[clang] [llvm] [LLVM] Fix incorrect alignment on AMDGPU variadics (PR #96370)

2024-07-01 Thread Joseph Huber via cfe-commits

jhuber6 wrote:

Lower than native alignment is legal in AMDGPU hardware and it's possible to 
work around in the `printf` implementation, closing.

https://github.com/llvm/llvm-project/pull/96370
___
cfe-commits mailing list
cfe-commits@lists.llvm.org
https://lists.llvm.org/cgi-bin/mailman/listinfo/cfe-commits


[clang] [llvm] [LLVM] Fix incorrect alignment on AMDGPU variadics (PR #96370)

2024-07-01 Thread Joseph Huber via cfe-commits

https://github.com/jhuber6 closed 
https://github.com/llvm/llvm-project/pull/96370
___
cfe-commits mailing list
cfe-commits@lists.llvm.org
https://lists.llvm.org/cgi-bin/mailman/listinfo/cfe-commits


[clang] [llvm] [LLVM] Fix incorrect alignment on AMDGPU variadics (PR #96370)

2024-07-01 Thread Jon Chesterfield via cfe-commits

JonChesterfield wrote:

Ah yes, libc code doing the equivalent of va_arg assuming natural alignment 
when the underlying buffer is a packed struct with fields padded to four bytes 
would not work. That would be "fixed" by changing the compiler to match the 
assumption made by libc, but it seems much better for libc to do the misaligned 
load instead. Then there's no wavesize*align-padding stack space burned at 
runtime.

https://github.com/llvm/llvm-project/pull/96370
___
cfe-commits mailing list
cfe-commits@lists.llvm.org
https://lists.llvm.org/cgi-bin/mailman/listinfo/cfe-commits


[clang] [llvm] [LLVM] Fix incorrect alignment on AMDGPU variadics (PR #96370)

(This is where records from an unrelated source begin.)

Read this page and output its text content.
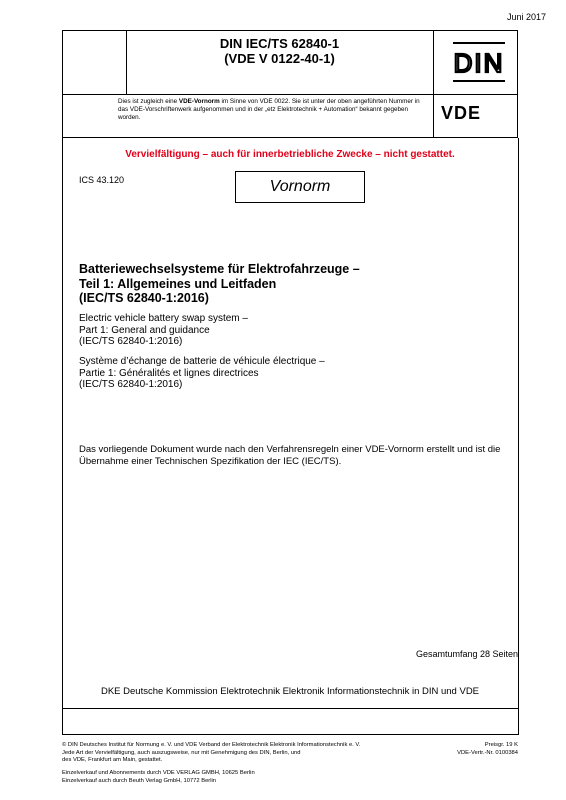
Juni 2017
DIN IEC/TS 62840-1
(VDE V 0122-40-1)	DIN
Dies ist zugleich eine VDE-Vornorm im Sinne von VDE 0022. Sie ist unter der oben angeführten Nummer in das VDE-Vorschriftenwerk aufgenommen und in der „etz Elektrotechnik + Automation“ bekannt gegeben worden.	VDE
Vervielfältigung – auch für innerbetriebliche Zwecke – nicht gestattet.
ICS 43.120	Vornorm
Batteriewechselsysteme für Elektrofahrzeuge –
Teil 1: Allgemeines und Leitfaden
(IEC/TS 62840-1:2016)
Electric vehicle battery swap system –
Part 1: General and guidance
(IEC/TS 62840-1:2016)
Système d’échange de batterie de véhicule électrique –
Partie 1: Généralités et lignes directrices
(IEC/TS 62840-1:2016)
Das vorliegende Dokument wurde nach den Verfahrensregeln einer VDE-Vornorm erstellt und ist die
Übernahme einer Technischen Spezifikation der IEC (IEC/TS).
Gesamtumfang 28 Seiten
DKE Deutsche Kommission Elektrotechnik Elektronik Informationstechnik in DIN und VDE
© DIN Deutsches Institut für Normung e. V. und VDE Verband der Elektrotechnik Elektronik Informationstechnik e. V.
Jede Art der Vervielfältigung, auch auszugsweise, nur mit Genehmigung des DIN, Berlin, und
des VDE, Frankfurt am Main, gestattet.
Preisgr. 19 K
VDE-Vertr.-Nr. 0100384
Einzelverkauf und Abonnements durch VDE VERLAG GMBH, 10625 Berlin
Einzelverkauf auch durch Beuth Verlag GmbH, 10772 Berlin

2024-07-01 Thread Joseph Huber via cfe-commits

jhuber6 wrote:

> Patch should not land. Need to know what bug this was trying to address to 
> guess at what the right fix would be.

My understanding was that the variadics did lowering to a struct with a minimum 
alignment of four. This currently *doesn't* do that, hence my confusion. The 
current lowering provides no padding, which I now see is a deliberate choice to 
save on stack presumably. The issue I had was that I laid out my `printf` code 
with the assumption that the buffer was a struct, so now it won't work when 
copied to another target via RPC because it's not the correct alignment.

https://github.com/llvm/llvm-project/pull/96370
___
cfe-commits mailing list
cfe-commits@lists.llvm.org
https://lists.llvm.org/cgi-bin/mailman/listinfo/cfe-commits


[clang] [llvm] [LLVM] Fix incorrect alignment on AMDGPU variadics (PR #96370)

2024-07-01 Thread Jon Chesterfield via cfe-commits

https://github.com/JonChesterfield requested changes to this pull request.

Patch should not land. Need to know what bug this was trying to address to 
guess at what the right fix would be.

https://github.com/llvm/llvm-project/pull/96370
___
cfe-commits mailing list
cfe-commits@lists.llvm.org
https://lists.llvm.org/cgi-bin/mailman/listinfo/cfe-commits


[clang] [llvm] [LLVM] Fix incorrect alignment on AMDGPU variadics (PR #96370)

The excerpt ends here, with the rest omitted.